Barómetro

Un barómetro.
Un barómetro.
Aga Maszota

El barómetro lleva días anunciando lluvia. 

Me asomo a la ventana cuando está amaneciendo y no veo ni una sola nube. La calle está extrañamente oscura pero no ha llovido. El alumbrado público se ha apagado a las 6.30 y hay un silencio sobrecogedor. Creo que ya no hay vencejos alborotando por las alturas. La ciudad se anima un poco más tarde gracias a grupos de turistas que se paran ante los monumentos.
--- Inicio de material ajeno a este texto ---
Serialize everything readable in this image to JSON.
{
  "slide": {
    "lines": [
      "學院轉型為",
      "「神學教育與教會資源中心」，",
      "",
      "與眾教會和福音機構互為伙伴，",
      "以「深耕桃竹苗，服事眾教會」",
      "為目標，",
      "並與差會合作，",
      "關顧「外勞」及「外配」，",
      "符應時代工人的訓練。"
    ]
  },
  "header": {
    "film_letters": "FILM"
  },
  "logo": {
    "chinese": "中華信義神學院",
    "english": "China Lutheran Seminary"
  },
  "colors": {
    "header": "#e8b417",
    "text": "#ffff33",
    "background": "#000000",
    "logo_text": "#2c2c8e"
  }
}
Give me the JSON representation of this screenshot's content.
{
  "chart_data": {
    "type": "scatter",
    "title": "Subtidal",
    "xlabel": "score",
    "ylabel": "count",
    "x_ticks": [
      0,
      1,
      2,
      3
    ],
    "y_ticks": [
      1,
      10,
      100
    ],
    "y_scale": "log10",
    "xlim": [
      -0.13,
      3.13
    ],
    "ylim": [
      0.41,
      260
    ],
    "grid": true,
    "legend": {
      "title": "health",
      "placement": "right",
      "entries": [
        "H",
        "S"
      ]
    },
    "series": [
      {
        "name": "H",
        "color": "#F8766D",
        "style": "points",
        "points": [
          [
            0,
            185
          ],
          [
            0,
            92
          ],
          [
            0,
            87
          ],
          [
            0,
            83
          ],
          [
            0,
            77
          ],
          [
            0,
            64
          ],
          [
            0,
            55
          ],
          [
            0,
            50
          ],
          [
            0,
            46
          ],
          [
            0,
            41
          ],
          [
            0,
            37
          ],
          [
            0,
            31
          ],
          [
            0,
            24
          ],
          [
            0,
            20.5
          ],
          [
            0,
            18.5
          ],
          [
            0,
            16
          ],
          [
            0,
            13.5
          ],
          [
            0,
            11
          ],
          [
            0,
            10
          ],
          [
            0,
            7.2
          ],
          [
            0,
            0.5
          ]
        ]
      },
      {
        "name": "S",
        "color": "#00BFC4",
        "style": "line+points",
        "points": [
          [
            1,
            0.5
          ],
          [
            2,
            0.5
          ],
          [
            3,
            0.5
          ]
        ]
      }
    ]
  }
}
Los guías usan altavoces que me permiten escuchar sus explicaciones y sentirme yo también turista en mi ciudad. Viajo con el pensamiento. Recorro la calle Mayor, en la que cuento hasta seis negocios cerrados por vacaciones, todos seguidos, en un tramo de pocos metros: tres bares, una tienda de ropa, una copistería y una peluquería. Paso por ahí todos los días. Y todos los días veo los carteles en los que los propietarios señalan la fecha del fin de sus vacaciones. Tengo la sensación de que el tiempo está transcurriendo muy despacio. Es como si llevase meses viendo ese tramo de calle bella durmiente. Imagino lo mucho que les están cundiendo las vacaciones a los veraneantes estén donde estén. Siempre me ha gustado la ciudad en agosto, que haya menos tráfico, menos expectativas, menos pretensiones. Nos auguran a todas horas un septiembre horroroso. Quizás esos malos augurios provocan un deseo de que el tiempo no avance. Siento la misma angustia de mis veranos de la infancia cuando pensaba en la vuelta al colegio. Sería maravilloso un encantamiento que detuviese el tiempo. Creo que mi barómetro ya lo ha hecho por su cuenta. Por eso marca lluvias obstinadamente.